Arabelle Zhuang, ‘Skinfolk, Kinfolk’, 2022-2025, installation view in ‘Hope you are keeping well!’ at Objectifs - Centre for Photography and Film, Singapore. Image courtesy of Objectifs.
Artist Ezzam Rahman is invited as an interlocutor, unpacking the ethos of care through the lens of his mother tongue, Malay. In an initial conversation, Ezzam shared that the English word “care” translates to perhatian in Malay, where hati means heart. Similarly, in Mandarin, care is translated as guan xin (关心), with xin (心) also meaning heart. To care, then, is to hold something or someone at the centre of one’s heart. It is a gesture to uncover our true needs, empowering us to navigate the relentless demands of constant output with clarity and resilience.
Through these discussions and informal gatherings, ‘Hope you are keeping well!’ seeks to create a space to explore how care is exercised, expressed, translated, and embodied across languages, cultures, and artistic forms. It invites us to imagine how we might journey together sustainably, thriving within—and beyond—Singapore’s relentless pursuit of excellence.

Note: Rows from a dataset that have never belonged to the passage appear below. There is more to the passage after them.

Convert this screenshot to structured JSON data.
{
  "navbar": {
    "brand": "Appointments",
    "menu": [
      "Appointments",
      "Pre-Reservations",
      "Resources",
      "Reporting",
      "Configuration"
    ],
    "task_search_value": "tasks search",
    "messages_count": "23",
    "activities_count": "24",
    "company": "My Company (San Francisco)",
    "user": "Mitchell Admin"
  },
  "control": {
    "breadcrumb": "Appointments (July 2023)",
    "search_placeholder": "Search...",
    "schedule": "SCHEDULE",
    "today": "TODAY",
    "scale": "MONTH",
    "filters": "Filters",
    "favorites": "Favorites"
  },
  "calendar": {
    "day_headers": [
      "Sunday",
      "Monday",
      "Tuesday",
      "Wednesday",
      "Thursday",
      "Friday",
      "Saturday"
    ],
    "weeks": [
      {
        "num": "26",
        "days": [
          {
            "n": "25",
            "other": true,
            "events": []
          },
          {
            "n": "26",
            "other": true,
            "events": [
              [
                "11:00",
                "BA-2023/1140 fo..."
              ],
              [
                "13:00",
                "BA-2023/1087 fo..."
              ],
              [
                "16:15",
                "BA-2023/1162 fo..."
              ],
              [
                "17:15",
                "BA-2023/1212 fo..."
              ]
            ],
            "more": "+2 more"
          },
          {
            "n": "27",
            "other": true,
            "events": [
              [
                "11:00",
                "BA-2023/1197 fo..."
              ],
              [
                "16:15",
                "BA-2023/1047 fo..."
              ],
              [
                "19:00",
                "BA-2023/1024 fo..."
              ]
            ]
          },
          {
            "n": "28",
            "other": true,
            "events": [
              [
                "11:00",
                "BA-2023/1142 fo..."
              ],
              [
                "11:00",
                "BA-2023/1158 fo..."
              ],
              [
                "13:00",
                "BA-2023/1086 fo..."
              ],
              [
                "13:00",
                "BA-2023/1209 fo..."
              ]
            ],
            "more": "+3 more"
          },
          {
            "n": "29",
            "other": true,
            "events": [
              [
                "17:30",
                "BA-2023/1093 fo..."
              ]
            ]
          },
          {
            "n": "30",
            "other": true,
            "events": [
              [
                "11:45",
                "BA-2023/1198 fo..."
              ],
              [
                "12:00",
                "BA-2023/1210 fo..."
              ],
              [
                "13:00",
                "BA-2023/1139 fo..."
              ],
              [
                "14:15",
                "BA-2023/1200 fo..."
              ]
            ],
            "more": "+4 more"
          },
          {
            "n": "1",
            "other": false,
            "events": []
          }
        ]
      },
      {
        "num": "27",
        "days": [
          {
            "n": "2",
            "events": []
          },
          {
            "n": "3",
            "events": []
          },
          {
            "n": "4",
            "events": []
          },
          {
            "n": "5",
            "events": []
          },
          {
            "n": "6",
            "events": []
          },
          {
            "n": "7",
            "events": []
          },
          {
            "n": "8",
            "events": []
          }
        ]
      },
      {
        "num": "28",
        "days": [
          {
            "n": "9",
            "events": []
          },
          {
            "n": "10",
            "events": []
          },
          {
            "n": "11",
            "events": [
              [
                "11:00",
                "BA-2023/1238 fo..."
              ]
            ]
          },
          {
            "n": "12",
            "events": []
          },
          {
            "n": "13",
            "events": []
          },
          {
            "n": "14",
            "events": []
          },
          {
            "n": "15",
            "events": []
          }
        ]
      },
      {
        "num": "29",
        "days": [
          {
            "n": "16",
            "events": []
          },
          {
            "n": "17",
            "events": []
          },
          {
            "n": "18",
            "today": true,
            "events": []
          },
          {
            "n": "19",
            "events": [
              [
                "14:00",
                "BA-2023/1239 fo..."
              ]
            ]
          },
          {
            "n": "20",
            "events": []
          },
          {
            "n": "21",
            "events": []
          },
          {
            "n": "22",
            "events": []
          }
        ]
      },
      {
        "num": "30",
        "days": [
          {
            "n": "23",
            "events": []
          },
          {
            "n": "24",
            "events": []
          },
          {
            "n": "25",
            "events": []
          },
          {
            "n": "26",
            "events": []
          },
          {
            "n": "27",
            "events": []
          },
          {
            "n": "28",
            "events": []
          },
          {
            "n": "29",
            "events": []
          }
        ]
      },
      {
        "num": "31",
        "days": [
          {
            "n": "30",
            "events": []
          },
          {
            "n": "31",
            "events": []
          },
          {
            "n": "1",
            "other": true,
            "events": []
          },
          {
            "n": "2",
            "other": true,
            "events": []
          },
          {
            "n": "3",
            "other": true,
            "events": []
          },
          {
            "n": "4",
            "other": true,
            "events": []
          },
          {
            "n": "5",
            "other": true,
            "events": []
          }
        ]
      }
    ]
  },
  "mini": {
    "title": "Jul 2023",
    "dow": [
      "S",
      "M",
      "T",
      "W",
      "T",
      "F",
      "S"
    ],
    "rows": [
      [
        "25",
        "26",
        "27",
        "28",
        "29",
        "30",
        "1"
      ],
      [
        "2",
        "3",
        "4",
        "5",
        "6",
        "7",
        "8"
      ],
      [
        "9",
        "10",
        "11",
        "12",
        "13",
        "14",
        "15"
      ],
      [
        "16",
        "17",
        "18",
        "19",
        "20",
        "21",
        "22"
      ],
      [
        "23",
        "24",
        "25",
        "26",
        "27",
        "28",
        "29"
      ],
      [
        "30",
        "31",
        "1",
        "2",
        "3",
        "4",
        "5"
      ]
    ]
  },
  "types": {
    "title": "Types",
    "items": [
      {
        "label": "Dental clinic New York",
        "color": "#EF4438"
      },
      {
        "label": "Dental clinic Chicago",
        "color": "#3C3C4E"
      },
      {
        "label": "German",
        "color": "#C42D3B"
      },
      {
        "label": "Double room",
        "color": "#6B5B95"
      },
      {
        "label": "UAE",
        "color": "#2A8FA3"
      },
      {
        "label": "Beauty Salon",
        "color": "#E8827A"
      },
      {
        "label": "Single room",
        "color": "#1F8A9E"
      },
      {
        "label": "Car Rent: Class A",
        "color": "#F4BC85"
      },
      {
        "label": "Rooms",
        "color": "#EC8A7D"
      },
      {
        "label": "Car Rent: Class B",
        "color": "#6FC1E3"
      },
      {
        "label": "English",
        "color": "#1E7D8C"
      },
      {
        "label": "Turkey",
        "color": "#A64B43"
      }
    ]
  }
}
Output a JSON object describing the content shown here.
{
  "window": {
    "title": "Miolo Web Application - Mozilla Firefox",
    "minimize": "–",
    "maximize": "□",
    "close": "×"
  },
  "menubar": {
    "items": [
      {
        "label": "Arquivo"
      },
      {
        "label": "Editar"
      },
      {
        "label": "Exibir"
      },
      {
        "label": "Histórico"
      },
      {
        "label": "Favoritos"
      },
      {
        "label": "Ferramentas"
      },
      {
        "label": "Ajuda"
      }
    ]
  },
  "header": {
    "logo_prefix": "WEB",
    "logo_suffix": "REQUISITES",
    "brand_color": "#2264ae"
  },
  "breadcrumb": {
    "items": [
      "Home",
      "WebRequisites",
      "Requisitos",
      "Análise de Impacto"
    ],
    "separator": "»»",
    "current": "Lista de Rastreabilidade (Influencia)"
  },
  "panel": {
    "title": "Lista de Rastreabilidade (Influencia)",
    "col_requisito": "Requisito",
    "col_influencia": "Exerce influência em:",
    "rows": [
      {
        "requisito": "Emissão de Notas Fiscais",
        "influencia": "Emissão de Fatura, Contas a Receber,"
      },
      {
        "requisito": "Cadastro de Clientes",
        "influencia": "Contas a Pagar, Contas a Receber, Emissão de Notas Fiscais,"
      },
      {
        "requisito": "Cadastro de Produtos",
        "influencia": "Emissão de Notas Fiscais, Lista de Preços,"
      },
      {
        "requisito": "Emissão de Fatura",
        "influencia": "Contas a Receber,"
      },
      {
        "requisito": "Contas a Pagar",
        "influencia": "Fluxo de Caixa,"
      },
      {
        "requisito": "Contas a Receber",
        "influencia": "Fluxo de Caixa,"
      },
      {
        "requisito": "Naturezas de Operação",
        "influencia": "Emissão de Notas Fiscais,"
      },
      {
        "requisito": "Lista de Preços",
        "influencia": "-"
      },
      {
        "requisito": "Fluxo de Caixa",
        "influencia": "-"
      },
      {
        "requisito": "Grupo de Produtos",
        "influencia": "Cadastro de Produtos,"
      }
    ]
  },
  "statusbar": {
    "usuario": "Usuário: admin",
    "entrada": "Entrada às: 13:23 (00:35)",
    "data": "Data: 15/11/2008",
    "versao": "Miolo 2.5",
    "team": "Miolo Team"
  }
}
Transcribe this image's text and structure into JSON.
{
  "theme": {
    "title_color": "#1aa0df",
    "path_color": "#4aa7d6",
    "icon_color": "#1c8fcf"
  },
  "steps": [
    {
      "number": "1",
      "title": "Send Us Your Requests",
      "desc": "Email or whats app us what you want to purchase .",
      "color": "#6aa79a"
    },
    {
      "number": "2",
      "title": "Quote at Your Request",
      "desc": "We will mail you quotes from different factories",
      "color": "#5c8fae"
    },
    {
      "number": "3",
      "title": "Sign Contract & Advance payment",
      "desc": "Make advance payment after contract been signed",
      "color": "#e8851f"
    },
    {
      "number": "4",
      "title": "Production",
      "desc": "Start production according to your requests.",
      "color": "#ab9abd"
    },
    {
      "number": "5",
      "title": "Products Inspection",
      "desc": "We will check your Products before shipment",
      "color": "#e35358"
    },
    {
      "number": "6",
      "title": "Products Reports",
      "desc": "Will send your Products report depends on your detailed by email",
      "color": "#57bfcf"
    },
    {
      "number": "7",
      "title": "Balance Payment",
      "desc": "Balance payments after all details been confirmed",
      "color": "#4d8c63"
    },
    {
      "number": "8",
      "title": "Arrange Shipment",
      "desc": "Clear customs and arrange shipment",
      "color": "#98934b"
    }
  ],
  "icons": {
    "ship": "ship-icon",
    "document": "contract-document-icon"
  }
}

2Audre Lorde, “The Master’s Tools Will Never Dismantle the Master’s House,” in Sister Outsider (1984; repr., Berkeley, United States of America: Crossing Press, 2007), 110–113.
3 Elke Krasny, Sophie Lingg, and Lena Fritsch, “An Introduction,” in Radicalizing Care: Feminist and Queer Activism in Curating, ed. Elke Krasny et al. (London, United Kingdom of Great Britain and Northern Ireland: Sternberg Press, 2021), 10–25.
This is an excerpt from Lenette Lua’s curatorial essay for ‘Hope you are keeping well!’. The exhibition is on view from 14 January to 9 March 2025, at Objectifs - Centre for Photography and Film, Singapore. As part of this edition of Objectif’s Curator Open Call programme, Lenette was mentored by artist and writer Jason Wee.
To read other writings from the Excerpts series, click here.
About the Writer
Lenette Lua is a practice-led researcher and curator whose interests delve into reconciling the contested intersections of political, economic, and socio-cultural spheres through her curatorial work. While at the Royal College of Art in London, she initiated the long-term curatorial project ‘Fungi Initiative,’ exploring institutional collaborations via participatory artist-led workshops. She was the recipient of the Objectifs Curator Open Call 2024 Award.